III
No wonder Christmas sends a glow of warmth round the heart, and causes joy bells to ring in the souls of even the drooping. It is to-day as it was of old, when the disciples—poor, dull, purblind men—were disputing even near the end as to which of them would have the greater position and the greater wealth and honour. And Jesus placed a little child in the midst and said, 'Except ye be converted, and become as a little child, ye cannot enter the kingdom.' And in a world weary of disputing, sated with strife as to who is to have the higher place and the greater portion, Christmas places the Child in the midst and says, 'Except ye be converted...' What men need is not the sharing of a booty, but the regenerating of a Spirit. The faith, the trust, the purity, the love of the childlike spirit—that's what we need. What we do or what we get matters nought, if only that spirit be in the heart.
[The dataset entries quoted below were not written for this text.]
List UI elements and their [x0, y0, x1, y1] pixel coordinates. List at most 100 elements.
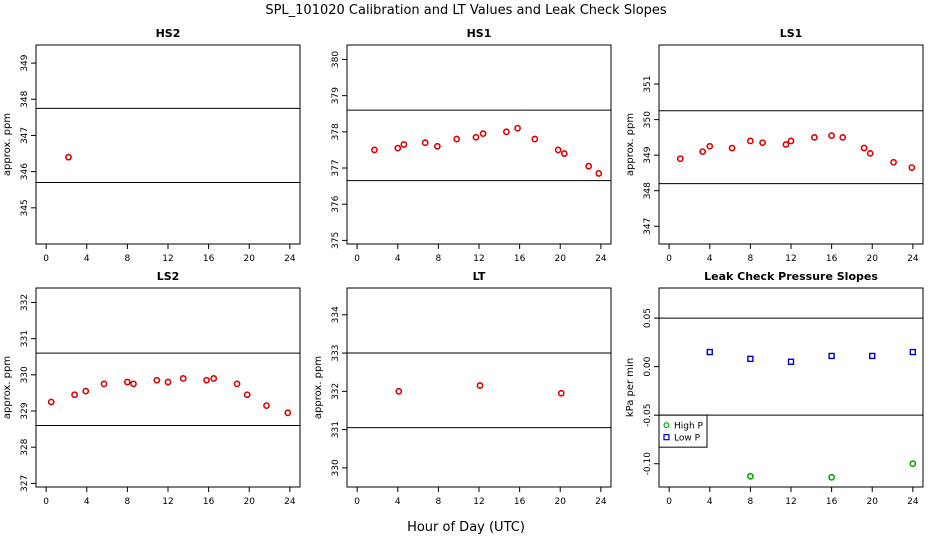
data-point — [123, 378, 131, 386]
data-point — [395, 387, 403, 395]
data-point — [782, 141, 790, 148]
data-point — [453, 135, 461, 143]
legend-symbol — [663, 422, 670, 429]
y-tick-label: 346 — [20, 163, 30, 180]
y-tick-label: 380 — [331, 51, 341, 68]
x-tick-label: 12 — [162, 254, 173, 264]
y-tick-label: 331 — [331, 421, 341, 438]
y-tick-label: 332 — [331, 383, 341, 400]
data-point — [433, 142, 441, 150]
legend-label: High P — [674, 422, 704, 432]
data-point — [890, 158, 897, 166]
x-tick-label: 16 — [514, 497, 526, 507]
legend-label: Low P — [674, 434, 701, 444]
y-axis-label: approx. ppm — [625, 113, 636, 176]
data-point — [908, 164, 916, 171]
y-tick-label: 350 — [643, 111, 653, 128]
data-point — [839, 133, 847, 141]
x-tick-label: 12 — [162, 497, 173, 507]
x-tick-label: 4 — [707, 497, 713, 507]
y-tick-label: 377 — [331, 159, 341, 176]
figure-xlabel: Hour of Day (UTC) — [407, 520, 525, 535]
data-point — [909, 348, 917, 356]
x-tick-label: 20 — [555, 254, 567, 264]
panel-title: HS1 — [467, 27, 492, 40]
x-tick-label: 0 — [666, 497, 672, 507]
x-tick-label: 20 — [244, 254, 256, 264]
data-point — [130, 380, 137, 388]
data-point — [153, 376, 161, 384]
data-point — [243, 391, 251, 399]
y-tick-label: 349 — [20, 54, 30, 71]
panel-hs2: HS2 approx. ppm 0 4 8 12 16 20 24 345 346 347 348 349 — [2, 27, 301, 264]
data-point — [503, 128, 510, 136]
panel-ls1: LS1 approx. ppm 0 4 8 12 16 20 24 347 348 349 350 351 — [625, 27, 924, 264]
y-tick-label: 330 — [331, 459, 341, 476]
data-point — [828, 132, 836, 140]
panel-title: LS1 — [780, 27, 803, 40]
x-tick-label: 8 — [436, 254, 442, 264]
data-point — [787, 137, 795, 145]
y-tick-label: 345 — [20, 199, 30, 216]
data-point — [284, 409, 292, 417]
x-tick-label: 8 — [748, 254, 754, 264]
x-tick-label: 4 — [395, 497, 401, 507]
panel-ls2: LS2 approx. ppm 0 4 8 12 16 20 24 327 328 329 330 331… — [2, 270, 301, 507]
x-tick-label: 20 — [555, 497, 567, 507]
data-point — [233, 380, 241, 388]
panel-title: LS2 — [157, 270, 180, 283]
data-point — [47, 398, 55, 406]
y-tick-label: 329 — [20, 402, 30, 419]
data-point — [828, 352, 835, 360]
data-point — [203, 376, 210, 384]
x-tick-label: 16 — [203, 497, 215, 507]
data-point — [860, 144, 868, 152]
x-tick-label: 8 — [125, 254, 131, 264]
y-tick-label: 331 — [20, 330, 30, 347]
y-tick-label: 347 — [20, 127, 30, 144]
y-axis-label: approx. ppm — [313, 356, 324, 419]
data-point — [560, 150, 568, 157]
figure-title: SPL_101020 Calibration and LT Values and… — [265, 3, 667, 18]
data-point — [554, 146, 562, 154]
y-tick-label: 333 — [331, 344, 341, 361]
data-point — [706, 348, 713, 356]
data-point — [394, 144, 402, 152]
data-point — [100, 380, 108, 388]
x-tick-label: 16 — [203, 254, 215, 264]
data-point — [759, 139, 766, 147]
x-tick-label: 24 — [595, 254, 607, 264]
data-point — [82, 387, 90, 395]
data-point — [514, 124, 521, 132]
x-tick-label: 20 — [244, 497, 256, 507]
plot-frame — [346, 44, 612, 245]
data-point — [479, 130, 487, 138]
y-tick-label: 332 — [20, 294, 30, 311]
x-tick-label: 4 — [707, 254, 713, 264]
x-tick-label: 4 — [84, 497, 90, 507]
data-point — [421, 139, 429, 147]
plot-frame — [658, 44, 924, 245]
data-point — [787, 358, 795, 365]
y-tick-label: 0.05 — [643, 308, 653, 328]
y-tick-label: 348 — [643, 182, 653, 199]
x-tick-label: 4 — [395, 254, 401, 264]
data-point — [531, 135, 539, 143]
y-tick-label: 351 — [643, 75, 653, 92]
x-tick-label: 24 — [907, 254, 919, 264]
data-point — [595, 170, 603, 177]
x-tick-label: 12 — [785, 254, 796, 264]
data-point — [810, 133, 818, 141]
data-point — [747, 355, 754, 363]
x-tick-label: 8 — [436, 497, 442, 507]
y-tick-label: 334 — [331, 306, 341, 323]
data-point — [869, 352, 876, 360]
x-tick-label: 12 — [473, 497, 484, 507]
x-tick-label: 24 — [907, 497, 919, 507]
y-tick-label: 349 — [643, 146, 653, 163]
x-tick-label: 16 — [514, 254, 526, 264]
plot-frame — [35, 44, 301, 245]
y-tick-label: 327 — [20, 475, 30, 492]
y-axis-label: approx. ppm — [2, 356, 13, 419]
One man may whirl past in a Rolls-Royce, befurred, bejewelled, and may be the most pauperised soul on earth; while the stone-breaker at the roadside may be the inheritor of all things and rich beyond all dreams. Christmas is the surety of that. That was the wisdom of 'Stonecracker John,' who sang:—
'The good Lord made the earth and sky,
The river and the sea—and me!
He made no roads, but here am I
As happy as can be;
For it is just as if he said—
"John, that's the job for thee."
And so in my appointed place,
By God's good grace,
I work, according to his plan,
And would not change with any man.'
To-day, as it has done for the centuries and the years that are so many that one wearies in counting them, Christmas throws the halo of beauty over all shepherds abiding in the fields calling on their dogs; over all toilers in mines and workshops; over all stonebreakers and street-sweepers; over all mothers and all babes. It proclaims to-day with a voice whose certainty changes not that the man who serves Mammon and gains the world while he loses his soul makes a grievous and a profitless barter.
CHAPTER XII
THE FULNESS OF THE TIME
If there be no will guiding the affairs of men towards a predestined end, what a meaningless welter it all is! What a record of wars and feuds, of rising and of perishing empires, of civilisations born and civilisations overwhelmed: in very truth
'A tale
Told by an idiot: full of sound and fury
Signifying nothing.'
There is unity and a new dignity in the tale when one gets up on a hill and sees it in far perspective. Things did not happen by chance. There was through it all a purpose at work, welding humanity together with the cement of blood, throwing down the barriers of race and language, silencing the sound of tumult and war until at last the song is heard on the plain of Bethlehem that has sung itself into the hearts of men, ushering in the dawn of peace and goodwill. In the fulness of the time the Child was laid in the manger.